Know the Perennial - Answering the above questions will help you match perennials with what your garden has to offer and your preferences. Every perennial has specific growing requirements - light, water and soil. Check the hardiness zone to make sure the plant will survive winter in your region. Plant tags will most often tell you all this information. You'll also want to know about the mature height, bloom or foliage color and if it has something of interest in more than one season.
Whether I'm facing a design quandary or difficult growing conditions, perennials often offer a solution.
Seasonal Groundcover - Many perennials make sensational groundcovers from spring through the first hard freeze. For sun consider reblooming varieties of daylilies or ornamental grasses. A drift of hosta or heuchera (coral bells) makes a stunning statement in shady areas.
Shady Spots - There is an A to Z selection of perennials you can grow in the shade. Hostas, columbine, oxalis are just a few. Plant in quantities of 3 to 5 to make a big impact. Select plants with variegation and contrasting textures to create interest.
Low Water - Once established many perennials are drought tolerant so you can have a beautiful garden without a lot of water. Bugleweed (ajuga), hummingbird mint (agastache), sedum, gaura, black-eyed Susan (rudbeckia), blanket flower (gaillardia), salvia sp., and veronica are just a few that will bloom and thrive in dry conditions.
Platinum Perennial Picks
This year I've added five perennials to my Proven Winners Platinum Collection. The perennials that I have selected for my Platinum Collection are my "that's the answer" plants, so called because they are never a problem and always a solution. Carefree and vigorous, you will find that these perennials will never let you down.

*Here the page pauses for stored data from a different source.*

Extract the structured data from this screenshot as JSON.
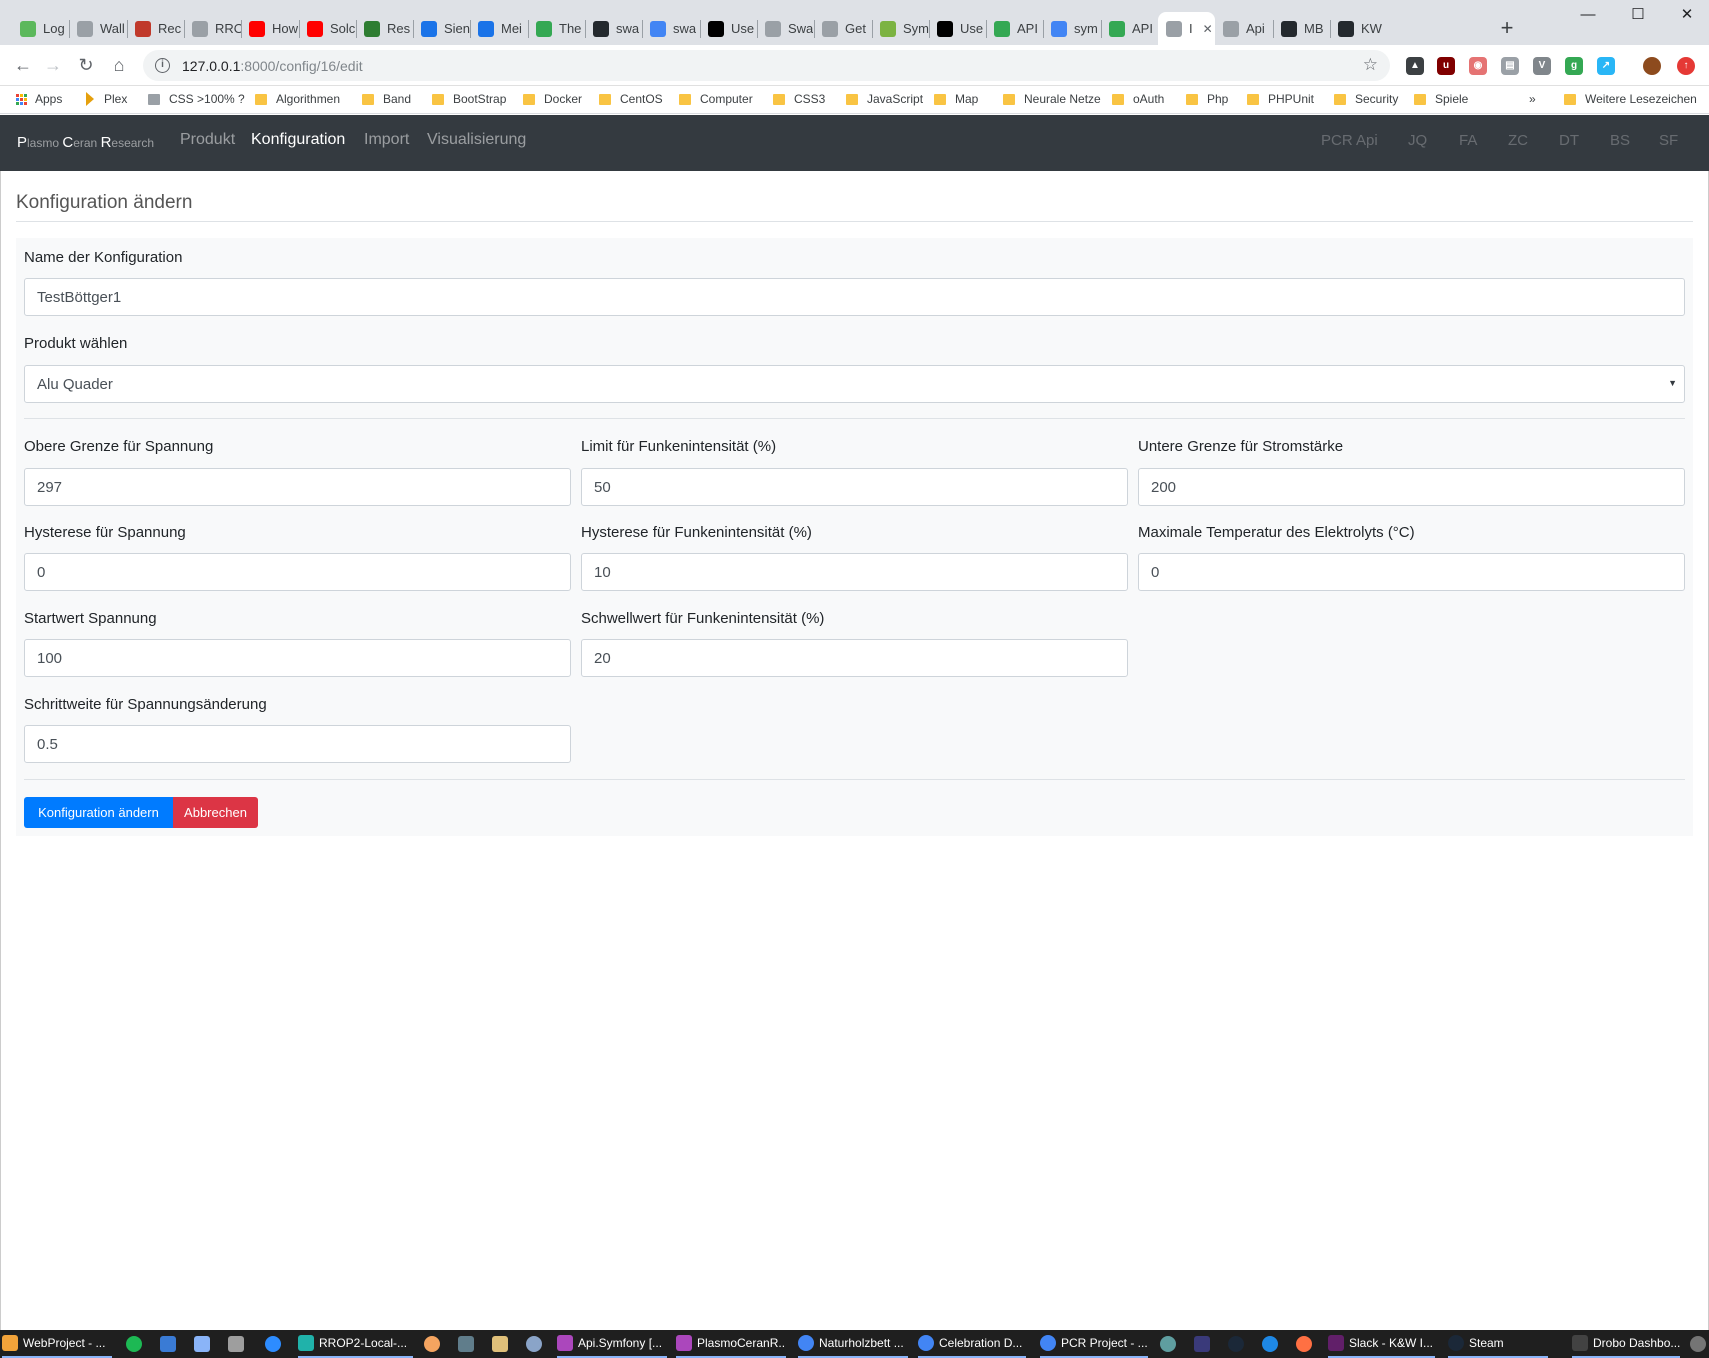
{
  "browser": {
    "tabs": [
      {
        "label": "Log",
        "color": "#5cb85c"
      },
      {
        "label": "Wall",
        "color": "#9aa0a6"
      },
      {
        "label": "Rec",
        "color": "#c0392b"
      },
      {
        "label": "RRO",
        "color": "#9aa0a6"
      },
      {
        "label": "How",
        "color": "#ff0000"
      },
      {
        "label": "Solc",
        "color": "#ff0000"
      },
      {
        "label": "Res",
        "color": "#2e7d32"
      },
      {
        "label": "Sien",
        "color": "#1a73e8"
      },
      {
        "label": "Mei",
        "color": "#1a73e8"
      },
      {
        "label": "The",
        "color": "#34a853"
      },
      {
        "label": "swa",
        "color": "#24292e"
      },
      {
        "label": "swa",
        "color": "#4285f4"
      },
      {
        "label": "Use",
        "color": "#000000"
      },
      {
        "label": "Swa",
        "color": "#9aa0a6"
      },
      {
        "label": "Get",
        "color": "#9aa0a6"
      },
      {
        "label": "Sym",
        "color": "#7cb342"
      },
      {
        "label": "Use",
        "color": "#000000"
      },
      {
        "label": "API",
        "color": "#34a853"
      },
      {
        "label": "sym",
        "color": "#4285f4"
      },
      {
        "label": "API",
        "color": "#34a853"
      },
      {
        "label": "I",
        "color": "#9aa0a6",
        "active": true
      },
      {
        "label": "Api",
        "color": "#9aa0a6"
      },
      {
        "label": "MB",
        "color": "#24292e"
      },
      {
        "label": "KW",
        "color": "#24292e"
      }
    ],
    "new_tab": "+",
    "window_controls": {
      "minimize": "—",
      "maximize": "☐",
      "close": "✕"
    },
    "url_host": "127.0.0.1",
    "url_path": ":8000/config/16/edit",
    "bookmarks": [
      "Apps",
      "Plex",
      "CSS >100% ?",
      "Algorithmen",
      "Band",
      "BootStrap",
      "Docker",
      "CentOS",
      "Computer",
      "CSS3",
      "JavaScript",
      "Map",
      "Neurale Netze",
      "oAuth",
      "Php",
      "PHPUnit",
      "Security",
      "Spiele"
    ],
    "bookmarks_overflow": "»",
    "other_bookmarks": "Weitere Lesezeichen"
  },
  "app": {
    "brand": {
      "p": "P",
      "lasmo": "lasmo ",
      "c": "C",
      "eran": "eran ",
      "r": "R",
      "esearch": "esearch"
    },
    "nav": [
      "Produkt",
      "Konfiguration",
      "Import",
      "Visualisierung"
    ],
    "nav_active": "Konfiguration",
    "nav_right": [
      "PCR Api",
      "JQ",
      "FA",
      "ZC",
      "DT",
      "BS",
      "SF"
    ]
  },
  "form": {
    "title": "Konfiguration ändern",
    "name_label": "Name der Konfiguration",
    "name_value": "TestBöttger1",
    "product_label": "Produkt wählen",
    "product_value": "Alu Quader",
    "fields": {
      "obere_grenze_spannung": {
        "label": "Obere Grenze für Spannung",
        "value": "297"
      },
      "limit_funkenintensitaet": {
        "label": "Limit für Funkenintensität (%)",
        "value": "50"
      },
      "untere_grenze_stromstaerke": {
        "label": "Untere Grenze für Stromstärke",
        "value": "200"
      },
      "hysterese_spannung": {
        "label": "Hysterese für Spannung",
        "value": "0"
      },
      "hysterese_funkenintensitaet": {
        "label": "Hysterese für Funkenintensität (%)",
        "value": "10"
      },
      "max_temperatur": {
        "label": "Maximale Temperatur des Elektrolyts (°C)",
        "value": "0"
      },
      "startwert_spannung": {
        "label": "Startwert Spannung",
        "value": "100"
      },
      "schwellwert_funkenintensitaet": {
        "label": "Schwellwert für Funkenintensität (%)",
        "value": "20"
      },
      "schrittweite_spannung": {
        "label": "Schrittweite für Spannungsänderung",
        "value": "0.5"
      }
    },
    "submit_label": "Konfiguration ändern",
    "cancel_label": "Abbrechen"
  },
  "taskbar": {
    "items": [
      "WebProject - ...",
      "RROP2-Local-...",
      "Api.Symfony [...",
      "PlasmoCeranR...",
      "Naturholzbett ...",
      "Celebration D...",
      "PCR Project - ...",
      "Slack - K&W I...",
      "Steam",
      "Drobo Dashbo..."
    ]
  }
}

Daylily (Hemerocallis) 'Going Bananas' - 4-inch canary yellow flowers. Fragrant, blooms almost continuously from early summer to fall. 19 - 22 inches tall.
Daylily (Hemerocallis) 'Primal Scream' - Award winning variety with spectacular 7.5 - 8.5 inch, glimmering tangerine orange, gold dusted blossoms. It's a show stopper! 34 inches tall
Hosta 'Autumn Frost' - Blue leaves with wide, bright yellow margins mature to green with creamy white margins in summer. Medium size.
Leucanthemum superbum 'Banana Cream' - Huge - 5 inch wide flowers on plants that are just 15 - 18 inches tall. The flower open lemon yellow, brighten to light butter yellow and mature to creamy white. Blooms for most of the summer.
Switch Grass (Panicum virgatum) ‘Cheyenne Sky’ - A chameleon in the garden. Over the course of the summer the blue-green foliage turns wine red. By the beginning of fall the entire clump is drenched in color. The flower panicles are deep purple. Compact 3 foot height makes it easier to work into home gardens and combo containers.
Good to Know: End of Season Care
I receive many questions about what to do with perennials after the growing season. If you've selected plants that are winter hardy in your area, the answer is not much. After a hard freeze that sends the plants into dormancy cut back the dead foliage. Some gardeners leave it up until early spring to serve as winter interest and as a refuge for birds. Once the ground is frozen add a 2 to 3 inch layer of mulch taking care to keep it away from the crown of the plant. Mulch will keep the soil from freezing and thawing, which may cause the roots to heave out of the ground. Keeping the mulch away from the crown prevents the roots from rotting. In the spring, pull the mulch back as new growth emerges.